I missed out on Elizabeth Kostova’s bestselling debut The Historian but I heard so many readers praise it that I was looking forward to The Swan Thieves. The opening promises high entertainment: into the care of Andrew Marlowe, an institutional psychiatrist and hobby painter, is thrust uncommunicative Robert Oliver, a successful painter caught trying to slash a canvas at the National Gallery of Art. Marlowe is expertly drawn by the author and makes for a sympathetic protagonist who embarks on a journey of discovery into Oliver’s life, into his art and his women. I also admired Kostova’s sumptuously evocative descriptive writing, in particular on art. So . . . with a healthy narrative, lead character and vivid milieu in place, I settled in for an absorbing read.

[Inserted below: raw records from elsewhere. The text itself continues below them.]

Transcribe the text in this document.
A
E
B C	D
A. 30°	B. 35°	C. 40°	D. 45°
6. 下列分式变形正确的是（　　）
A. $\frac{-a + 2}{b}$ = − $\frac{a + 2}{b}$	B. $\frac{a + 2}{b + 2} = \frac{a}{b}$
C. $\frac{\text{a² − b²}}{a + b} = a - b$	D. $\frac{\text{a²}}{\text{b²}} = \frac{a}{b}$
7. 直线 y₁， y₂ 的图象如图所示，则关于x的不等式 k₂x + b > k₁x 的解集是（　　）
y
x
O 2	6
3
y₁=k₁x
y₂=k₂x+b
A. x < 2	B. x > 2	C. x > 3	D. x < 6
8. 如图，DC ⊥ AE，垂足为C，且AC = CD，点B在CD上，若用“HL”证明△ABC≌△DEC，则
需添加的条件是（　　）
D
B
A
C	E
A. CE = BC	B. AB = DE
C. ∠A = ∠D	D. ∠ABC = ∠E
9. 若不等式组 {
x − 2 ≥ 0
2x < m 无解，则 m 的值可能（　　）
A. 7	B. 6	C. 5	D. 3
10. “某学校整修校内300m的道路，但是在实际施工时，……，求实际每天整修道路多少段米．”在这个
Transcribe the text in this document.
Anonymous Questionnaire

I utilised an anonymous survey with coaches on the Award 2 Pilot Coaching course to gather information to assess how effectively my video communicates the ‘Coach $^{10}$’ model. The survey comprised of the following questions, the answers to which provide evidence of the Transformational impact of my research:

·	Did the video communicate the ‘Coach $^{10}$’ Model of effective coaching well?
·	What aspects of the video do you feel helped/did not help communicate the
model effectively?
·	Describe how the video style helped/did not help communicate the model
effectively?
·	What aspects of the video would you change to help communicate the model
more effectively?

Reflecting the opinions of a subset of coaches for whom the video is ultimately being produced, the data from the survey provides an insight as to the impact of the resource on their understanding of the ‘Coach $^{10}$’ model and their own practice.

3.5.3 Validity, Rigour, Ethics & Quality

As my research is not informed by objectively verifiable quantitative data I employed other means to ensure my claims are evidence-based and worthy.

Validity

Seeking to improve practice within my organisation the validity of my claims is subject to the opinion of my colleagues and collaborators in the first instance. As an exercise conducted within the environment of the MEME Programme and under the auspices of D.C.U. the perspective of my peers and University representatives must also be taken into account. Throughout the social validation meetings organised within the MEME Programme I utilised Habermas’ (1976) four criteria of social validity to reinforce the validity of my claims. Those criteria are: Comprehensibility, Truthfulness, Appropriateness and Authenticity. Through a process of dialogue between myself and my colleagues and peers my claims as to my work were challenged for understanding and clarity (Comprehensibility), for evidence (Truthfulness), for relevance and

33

Regrettably, The Swan Thieves becomes unmoored as a result of word bloat. Perhaps a different editor could have cut it down to the three-hundred-page novel it is at heart, but by the middle of the 564 pages, I grew dangerously restive. The central conundrum – why the painter seemingly went crazy – is intriguing, but Kostova stretches it out in the equivalent of a shaggy dog story, and several plot elements lack credibility. Rather than being a surprise, the ending is telegraphed eons earlier. And the other characters besides Marlowe lack special distinction.
With so much to offer, The Swan Thieves would have made a fine mystery or a lyrical literary novel; as a baggy mixture of both, it ends up as interesting but flawed. 2½ stars.